A basic tenet of the principle of “just cause” for discipline is that public safety employees are expected to follow the instructions of their supervisors, except if doing so would result in the employee unnecessarily endangering his/her safety or in violating the law. A recent case from Mississippi shows that in a non-union environment – where the principles of “just cause” do not apply – following a supervisor’s instructions about a routine matter could lead to termination.
Push Phillips was a deputy sheriff for the Hancock County Sheriff’s Department. On August 28, 2005, Hurricane Katrina struck Hancock County. After three days of rescue operations, Phillips asked his lieutenant for permission to take his wife, who was “going through a lot of mental duress” as a result of the hurricane, to Florida. The lieutenant gave Phillips permission to leave the state for no more than 36 hours.
When Phillips timely returned to work, the Sheriff fired him “on the spot” for leaving the county during a state of emergency. Phillips tried to explain to the Sheriff that his lieutenant had given him permission to leave, but the Sheriff responded, “You have been a thorn in my side with all of these Civil Service complaints that you have made, and now that it is a state of emergency, I can hire and fire at will.
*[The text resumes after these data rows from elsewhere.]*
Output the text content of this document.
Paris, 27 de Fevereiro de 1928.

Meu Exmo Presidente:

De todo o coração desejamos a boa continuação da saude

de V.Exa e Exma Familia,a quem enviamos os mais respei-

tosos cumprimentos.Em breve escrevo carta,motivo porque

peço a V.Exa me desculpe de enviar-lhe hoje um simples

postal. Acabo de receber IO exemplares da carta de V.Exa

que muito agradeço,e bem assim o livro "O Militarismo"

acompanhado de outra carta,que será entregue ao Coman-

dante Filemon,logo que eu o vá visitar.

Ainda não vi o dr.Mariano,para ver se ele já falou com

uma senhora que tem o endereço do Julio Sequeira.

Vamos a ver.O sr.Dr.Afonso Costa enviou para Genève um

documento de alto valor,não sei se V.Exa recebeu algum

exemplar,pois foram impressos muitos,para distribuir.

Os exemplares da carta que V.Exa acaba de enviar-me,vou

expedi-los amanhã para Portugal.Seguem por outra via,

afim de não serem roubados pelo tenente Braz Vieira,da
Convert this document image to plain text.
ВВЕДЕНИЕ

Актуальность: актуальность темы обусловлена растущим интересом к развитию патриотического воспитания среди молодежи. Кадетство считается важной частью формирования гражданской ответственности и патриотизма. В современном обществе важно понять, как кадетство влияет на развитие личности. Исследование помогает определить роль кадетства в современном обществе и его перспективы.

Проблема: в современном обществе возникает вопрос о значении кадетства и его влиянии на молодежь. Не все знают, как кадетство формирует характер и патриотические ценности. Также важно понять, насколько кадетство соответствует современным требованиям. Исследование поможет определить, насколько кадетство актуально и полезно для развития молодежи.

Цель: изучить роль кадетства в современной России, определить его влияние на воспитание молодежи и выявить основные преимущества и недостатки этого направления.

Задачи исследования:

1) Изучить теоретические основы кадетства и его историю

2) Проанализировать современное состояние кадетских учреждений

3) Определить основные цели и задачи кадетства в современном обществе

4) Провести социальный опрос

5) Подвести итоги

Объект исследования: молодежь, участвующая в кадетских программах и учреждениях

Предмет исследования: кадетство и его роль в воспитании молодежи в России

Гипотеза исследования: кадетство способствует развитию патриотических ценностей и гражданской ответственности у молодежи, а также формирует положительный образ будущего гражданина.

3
Turn in your s— and get the f— out. You’re fired.”
When the County’s civil service commission affirmed his termination, Phillips appealed to the Mississippi Court of Appeals. The Court also upheld the discharge.
The Court laid the stage for its conclusion by noting that its job was “not to determine issues of fact regarding whether an employee was guilty of the charge or not, but should only determine whether the civil service commission acted in good faith based on the evidence before it. Therefore, we will uphold the commission’s decision unless it is not supported by substantial evidence or is arbitrary or capricious.
“In the present case, the commission’s decision upholding Phillips’s termination was supported by substantial evidence and was not arbitrary or capricious. Phillips admitted that he left his post – indeed, left the State – in the aftermath of Hurricane Katrina. Katrina is recognized as the most destructive hurricane in the history of this State, and Hancock County suffered some of the most severe damage.
“Phillips argues that he did not violate the Department’s rules because his lieutenant gave him permission to leave the state, and both Phillips and the lieutenant testified that Russell had authority to allow Phillips to leave. However, the Sheriff testified that only he, a major, and a captain had authority to permit an officer to leave the county in the aftermath of Katrina.
“A reviewing court does not reweigh the evidence presented to the commission. Nor are we empowered to supervise the intelligence, wisdom or fairness of the decision to terminate Phillips rather than reprimand or suspend him. Rather, we ask only whether there exists credible evidence to support that decision. There was credible evidence that Phillips left the State in the midst of an emergency situation without first obtaining permission from an appropriate person. Under the rules of the department and commission, this offense subjected him to termination.”
Phillips v. Hancock County Sheriff’s Department, 203 So.3d 622 (Miss. App. 2016).